You're reading: Antique shop attacked in central Kyiv, allegedly over owner’s activism

Four men dressed in black, wearing gloves and balaclavas covering their faces, walked into an antique shop and poured a can of petrol on its floor on the evening of Dec. 13 in Kyiv’s central Volodymyrska Street.

The shop, called Dukat, belongs to Leonid Komskyi, a gallery owner who is involved in a squatting protest against an illegal privatization.

According to the security guard Volodymyr Brezghur, the four men appeared at about 6 p.m. while the shop was still open. One of the men pulled out a can of petrol from a plastic bag and poured it on the floor.

“The one who was pouring said ‘Tell your boss that this is a warning,’” Brezghur told the Kyiv Post about an hour later at the crime scene, as police inspected it.

Two other men prevented Brezghur and other employees from moving, while the fourth stood at the entrance. The men then walked out, leaving the plastic bag and the empty can behind.

Komskyi is an activist for Kyiv’s historic preservation. But the attack on his antique shop, he says, is another attempt to intimidate him by lawmaker Oles Dovgyi, because of Komskyi’s involvement in the Rechovyi Dokaz (Material Evidence) project.
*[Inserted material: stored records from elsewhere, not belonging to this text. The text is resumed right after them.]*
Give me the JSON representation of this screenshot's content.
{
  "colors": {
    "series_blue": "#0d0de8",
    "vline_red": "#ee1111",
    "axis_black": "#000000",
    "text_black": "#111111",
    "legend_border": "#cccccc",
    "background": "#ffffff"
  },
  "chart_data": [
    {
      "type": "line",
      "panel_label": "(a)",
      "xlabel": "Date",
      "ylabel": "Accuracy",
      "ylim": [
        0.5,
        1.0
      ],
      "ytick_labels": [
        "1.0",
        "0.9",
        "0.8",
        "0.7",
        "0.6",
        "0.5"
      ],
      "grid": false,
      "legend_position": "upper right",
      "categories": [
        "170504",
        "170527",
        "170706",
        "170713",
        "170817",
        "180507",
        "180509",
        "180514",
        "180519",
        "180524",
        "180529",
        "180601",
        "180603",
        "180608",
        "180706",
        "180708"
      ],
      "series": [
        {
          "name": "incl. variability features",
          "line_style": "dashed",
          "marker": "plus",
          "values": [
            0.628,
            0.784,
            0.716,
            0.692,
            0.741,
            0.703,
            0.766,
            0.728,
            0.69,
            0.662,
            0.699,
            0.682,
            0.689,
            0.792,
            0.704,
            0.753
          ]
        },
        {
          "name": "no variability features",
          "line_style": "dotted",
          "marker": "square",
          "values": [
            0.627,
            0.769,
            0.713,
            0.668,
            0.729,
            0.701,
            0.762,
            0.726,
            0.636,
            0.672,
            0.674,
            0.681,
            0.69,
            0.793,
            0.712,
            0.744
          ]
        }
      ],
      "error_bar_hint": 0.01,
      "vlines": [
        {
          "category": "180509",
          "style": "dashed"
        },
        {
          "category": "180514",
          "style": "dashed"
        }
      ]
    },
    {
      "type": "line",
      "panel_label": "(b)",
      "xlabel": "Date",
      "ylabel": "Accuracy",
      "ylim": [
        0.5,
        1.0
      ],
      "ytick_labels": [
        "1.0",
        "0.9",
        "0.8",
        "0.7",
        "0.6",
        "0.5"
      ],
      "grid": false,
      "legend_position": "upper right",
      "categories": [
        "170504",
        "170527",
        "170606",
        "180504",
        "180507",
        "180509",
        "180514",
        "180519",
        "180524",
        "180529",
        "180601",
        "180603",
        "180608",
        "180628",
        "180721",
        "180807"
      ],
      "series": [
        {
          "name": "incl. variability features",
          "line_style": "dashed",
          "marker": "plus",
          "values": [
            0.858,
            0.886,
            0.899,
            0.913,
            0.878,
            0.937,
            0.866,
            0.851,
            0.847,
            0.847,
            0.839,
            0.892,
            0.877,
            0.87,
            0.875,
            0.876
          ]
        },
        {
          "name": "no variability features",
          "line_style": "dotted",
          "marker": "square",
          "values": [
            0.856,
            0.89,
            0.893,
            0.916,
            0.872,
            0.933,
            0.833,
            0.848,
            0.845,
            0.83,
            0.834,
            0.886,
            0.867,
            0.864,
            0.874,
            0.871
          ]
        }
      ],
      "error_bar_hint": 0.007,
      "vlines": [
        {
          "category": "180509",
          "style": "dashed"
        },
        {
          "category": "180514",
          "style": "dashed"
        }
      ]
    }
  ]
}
Gallerist and social activist Leonid Komskyi speaks with the Kyiv Post outside his antique shop that was attacked on Dec. 13, 2018 in Kyiv. (Oleh Petrasiuk)

“I think it this was ordered by Oles Dovgyi,” Komskyi says. “There were threats from some known, and unknown people. Some people would come up and tell me that they heard that he (Dovgyi) is (working) with criminals against us.”

Rechovyi Dokaz is a squatting protest against the illegal privatization of the building on 8B Reitarska Street in Kyiv, which is now subject to a freezing order by the prosecutor’s office. The owners of the building are Oleksandr Hlimbovskyi, the father-in-law of Roman Nasirov, the reinstated head of the State Fiscal Service, and Oksana Guliaieva, Dovgyi’s sister. Both Nasirov and Dovgyi have been investigated on corruption charges, but their cases were closed.

Guliaieva and Dovgyi deny they had anything to do with the attack.

“It’s an attempt (by Komskyi) to use (Dovgyi’s) name to earn some attention for himself,” Guliaieva told the Kyiv Post in response to Komskyi’s accusations about Dovgyi being behind the attack.

“I think they thought this up themselves, because it looks like another of their fabrications. Or this is some sort of a criminal dispute (of Komskyi) – maybe he sold something counterfeit to someone,” Dovgyi told the Kyiv Post.

According to Dovgyi, the activists tried to settle the conflict by buying the building at 8B Reitarska Street for a small sum. He said that he and his sister refused, saying that they will only deal with them within the law.

“They demand money and drag my reputation through the mud hoping that we will (pay them),” Dovgyi says.

According to the prosecutor’s office, 8B Reitarska Street was unlawfully obtained by the Main Department of Communal Property, the executive body of Kyiv City Council, at an understated price — Hr 4.06 million ($146,397), which is lower than it was worth in 2007-2010. Oles Dovgiy was a secretary of the Kyiv City Council at the time, under the notoriously corrupt and currently exiled mayor Leonid Chernovetskyi.

Hlimbovskyi and Guliaieva are still allowed to use the building while the investigation into the alleged illegal privatization is ongoing, and Komskyi used to rent parts of it from the owners and sublet them to artists and creative businesses.

But after the owners increased the rent charge by several times, Komskyi and the artists occupied parts of 8B Reitarska St. in July and now use it as an art center and venue for cultural events.

One of the activists and commandant of the occupied building, Nazarii Kravchenko, says that he has also received threats from unknown individuals, who introduced themselves as “people of Vyacheslav Konstantinovsky,” another lawmaker.

“They said they will deal with this issue now (occupation of 8B Reitarska Street.) And that if we won’t stop squatting there, they will ‘punish us with force,’ me and Leonid (Komskyi). There’s been the first ‘salute’ to Leonid, and now I’m waiting for my turn.”

Kravchenko says the intimidation of Komskyi is in line with this year’s recent attacks on activists around Ukraine, such as the attacks on Serhiy Sternenko, the former head of the Odesa branch of the nationalist Right Sector political organization, and Kateryna Gandziuk, an anti-corruption activist and local council member from Kherson.

“We don’t have a moral right to bend before criminals and this construction mafia, which will try to intimidate us and break our active position,” Kravchenko says.

“My friend Kateryna Gandziuk died. I have no moral right to stop fighting for justice.”